La position de Bertrand Poirot-Delpech est beaucoup plus assurée : il a gravi plusieurs échelons dans la carrière des prix, il exerce une magistrature critique dans un très grand journal, il a de l'intelligence et du talent — et aussi un sens de l'opportunité — et il accédera sûrement bientôt au sénat suprême. Sa Légende du siècle est une fantaisie pleine d'alacrité en marge de l'histoire politique de ce siècle-ci. Il y laisse aller sa fantaisie, qu'il avait un temps bridée par peur de déplaire à la tyrannie du nouveau roman. Comme lui, Raymond Jean, qui doit se retrouver bientôt sur la liste des honorables, guérit de l'obsession de la technique, d'autant qu'il y est aidé par une plus juste conscience de ce qui lui demandent ses choix politiques.

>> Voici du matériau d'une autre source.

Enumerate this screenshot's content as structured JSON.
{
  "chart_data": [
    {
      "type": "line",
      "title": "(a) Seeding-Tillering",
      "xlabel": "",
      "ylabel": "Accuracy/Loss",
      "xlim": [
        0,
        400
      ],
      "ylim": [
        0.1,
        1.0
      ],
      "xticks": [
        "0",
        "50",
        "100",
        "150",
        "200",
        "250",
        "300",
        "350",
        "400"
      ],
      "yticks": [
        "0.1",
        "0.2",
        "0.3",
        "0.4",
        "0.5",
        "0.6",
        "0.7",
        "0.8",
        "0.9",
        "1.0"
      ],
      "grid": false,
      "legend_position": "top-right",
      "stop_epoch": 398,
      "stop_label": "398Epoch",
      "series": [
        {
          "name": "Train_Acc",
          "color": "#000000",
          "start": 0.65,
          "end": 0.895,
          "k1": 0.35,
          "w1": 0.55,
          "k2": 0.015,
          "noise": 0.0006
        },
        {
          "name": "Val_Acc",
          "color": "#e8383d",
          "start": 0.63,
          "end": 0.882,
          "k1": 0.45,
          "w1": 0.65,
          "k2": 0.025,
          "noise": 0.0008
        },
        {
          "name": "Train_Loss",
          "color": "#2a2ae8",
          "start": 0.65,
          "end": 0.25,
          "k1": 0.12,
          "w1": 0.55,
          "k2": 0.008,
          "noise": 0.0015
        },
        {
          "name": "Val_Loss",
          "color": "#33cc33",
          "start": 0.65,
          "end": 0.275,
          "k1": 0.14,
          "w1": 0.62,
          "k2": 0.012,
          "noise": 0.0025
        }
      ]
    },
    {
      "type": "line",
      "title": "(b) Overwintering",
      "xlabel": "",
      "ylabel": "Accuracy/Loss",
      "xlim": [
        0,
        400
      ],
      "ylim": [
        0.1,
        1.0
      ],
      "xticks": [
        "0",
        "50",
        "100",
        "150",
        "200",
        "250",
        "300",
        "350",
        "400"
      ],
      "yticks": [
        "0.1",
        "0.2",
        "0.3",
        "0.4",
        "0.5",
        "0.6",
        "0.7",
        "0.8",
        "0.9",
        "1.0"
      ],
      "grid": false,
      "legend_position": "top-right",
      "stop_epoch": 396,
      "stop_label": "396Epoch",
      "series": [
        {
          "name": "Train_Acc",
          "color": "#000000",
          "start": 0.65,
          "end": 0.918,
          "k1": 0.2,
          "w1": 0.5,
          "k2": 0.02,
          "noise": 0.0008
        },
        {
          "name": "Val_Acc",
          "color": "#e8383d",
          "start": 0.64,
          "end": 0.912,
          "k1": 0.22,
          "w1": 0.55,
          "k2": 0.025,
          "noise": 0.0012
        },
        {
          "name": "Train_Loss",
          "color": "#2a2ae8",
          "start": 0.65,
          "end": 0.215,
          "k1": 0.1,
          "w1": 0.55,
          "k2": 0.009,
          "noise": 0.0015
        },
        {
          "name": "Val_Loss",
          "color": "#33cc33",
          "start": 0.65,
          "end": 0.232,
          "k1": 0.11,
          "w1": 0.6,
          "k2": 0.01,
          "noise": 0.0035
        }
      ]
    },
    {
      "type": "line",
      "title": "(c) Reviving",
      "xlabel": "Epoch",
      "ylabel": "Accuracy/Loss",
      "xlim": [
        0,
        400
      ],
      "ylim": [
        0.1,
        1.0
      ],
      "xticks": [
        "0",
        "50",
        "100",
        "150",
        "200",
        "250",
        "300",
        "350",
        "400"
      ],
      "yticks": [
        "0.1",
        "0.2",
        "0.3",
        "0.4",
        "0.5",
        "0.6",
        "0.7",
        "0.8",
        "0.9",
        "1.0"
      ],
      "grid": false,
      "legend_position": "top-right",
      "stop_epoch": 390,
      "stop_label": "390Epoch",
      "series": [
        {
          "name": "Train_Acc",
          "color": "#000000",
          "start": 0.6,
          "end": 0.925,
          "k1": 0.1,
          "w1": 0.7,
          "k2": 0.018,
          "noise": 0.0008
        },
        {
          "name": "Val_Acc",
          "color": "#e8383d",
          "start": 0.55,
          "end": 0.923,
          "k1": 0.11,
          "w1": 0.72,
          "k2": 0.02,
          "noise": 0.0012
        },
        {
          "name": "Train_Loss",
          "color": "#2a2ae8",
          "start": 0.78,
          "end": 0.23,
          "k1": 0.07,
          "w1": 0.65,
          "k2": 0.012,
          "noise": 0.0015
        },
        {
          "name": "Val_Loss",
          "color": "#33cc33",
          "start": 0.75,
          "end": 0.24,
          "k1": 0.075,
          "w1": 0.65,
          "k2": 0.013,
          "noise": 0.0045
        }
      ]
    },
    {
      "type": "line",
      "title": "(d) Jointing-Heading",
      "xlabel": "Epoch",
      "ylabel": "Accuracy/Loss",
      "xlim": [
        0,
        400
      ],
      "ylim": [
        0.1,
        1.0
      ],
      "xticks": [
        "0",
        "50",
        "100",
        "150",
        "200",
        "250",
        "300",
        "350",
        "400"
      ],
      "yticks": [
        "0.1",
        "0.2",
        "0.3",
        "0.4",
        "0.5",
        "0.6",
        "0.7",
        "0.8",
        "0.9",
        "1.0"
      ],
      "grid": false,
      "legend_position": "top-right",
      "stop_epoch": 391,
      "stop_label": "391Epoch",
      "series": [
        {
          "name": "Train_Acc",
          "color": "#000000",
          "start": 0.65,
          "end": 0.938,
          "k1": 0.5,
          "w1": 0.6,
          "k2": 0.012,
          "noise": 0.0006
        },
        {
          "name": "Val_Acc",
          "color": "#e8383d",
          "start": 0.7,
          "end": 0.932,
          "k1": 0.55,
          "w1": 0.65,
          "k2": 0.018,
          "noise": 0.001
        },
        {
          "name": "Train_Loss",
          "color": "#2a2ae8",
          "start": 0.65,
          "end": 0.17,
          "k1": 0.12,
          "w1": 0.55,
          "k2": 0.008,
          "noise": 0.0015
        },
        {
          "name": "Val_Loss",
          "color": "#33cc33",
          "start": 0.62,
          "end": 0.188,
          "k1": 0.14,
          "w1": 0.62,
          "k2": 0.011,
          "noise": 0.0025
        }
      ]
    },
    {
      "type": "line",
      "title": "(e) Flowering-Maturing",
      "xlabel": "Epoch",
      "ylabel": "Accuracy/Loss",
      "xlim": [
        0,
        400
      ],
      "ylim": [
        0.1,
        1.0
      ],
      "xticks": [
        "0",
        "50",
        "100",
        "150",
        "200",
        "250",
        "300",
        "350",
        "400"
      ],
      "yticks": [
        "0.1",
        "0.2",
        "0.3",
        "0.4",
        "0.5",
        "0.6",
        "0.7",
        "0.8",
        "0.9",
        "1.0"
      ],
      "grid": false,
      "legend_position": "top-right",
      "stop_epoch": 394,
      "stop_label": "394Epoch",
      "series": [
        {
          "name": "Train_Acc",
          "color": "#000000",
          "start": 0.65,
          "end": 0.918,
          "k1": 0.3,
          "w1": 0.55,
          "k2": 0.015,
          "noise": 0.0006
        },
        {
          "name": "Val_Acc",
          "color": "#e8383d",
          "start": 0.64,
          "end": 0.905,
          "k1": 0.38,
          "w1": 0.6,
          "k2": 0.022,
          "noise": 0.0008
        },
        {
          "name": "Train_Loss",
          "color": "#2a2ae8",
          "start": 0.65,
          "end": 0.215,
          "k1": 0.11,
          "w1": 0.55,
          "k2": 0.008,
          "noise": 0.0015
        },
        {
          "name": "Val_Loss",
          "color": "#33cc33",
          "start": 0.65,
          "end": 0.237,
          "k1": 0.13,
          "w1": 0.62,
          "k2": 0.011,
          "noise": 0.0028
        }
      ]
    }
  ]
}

Quelques écrivains brisent d'ailleurs avec la conception étroite et aristocratique ou pédante de la littérature pour se tourner vers le roman populaire Maurice Denuzière, dont les premiers romans conformes au moule de l'époque n'avaient guère attiré l'attention, connaît les grands succès de public avec la série de ses Louisiane ou Bagatelle. Un Pierre-Jean Remy a également un talent d'écrivain populaire, mais il n'en convient pas encore et risque de se gâter par une abondance excessive. Max Gallo, qui a donné le modèle d'un roman de qualité pour grand public avec sa trilogie niçoise, a publié France, qui amorce une nouvelle série. Agostin Gomez-Arcos et Enfant miraculé, après Anna Non, retrouve avec intelligence et talent les sources du mélodrame, tandis que Volkoff voudrait renouer avec la tradition du roman d'espionnage et quelque chose de plus de Graham Greene.

Technique

Il y a sans doute des partis dans notre classe littéraire comme dans la classe politique, mais pour l'instant les objectifs sont assez mal définis. On peut distinguer un parti conservateur et un parti du mouvement, mais en ajoutant que les conservateurs n'ont rien de vivant à conserver, et que les hommes du mouvement ne savent pas où ils vont. Alain Robbe-Grillet, pionnier presque solitaire du nouveau roman depuis un quart de siècle, publie Djinn, un trou rouge entre les pavés disjoints, un court récit qui est encore une fois un exercice de style dont la nécessité pour avancer dans la connaissance des mots et des âmes n'est pas évidente.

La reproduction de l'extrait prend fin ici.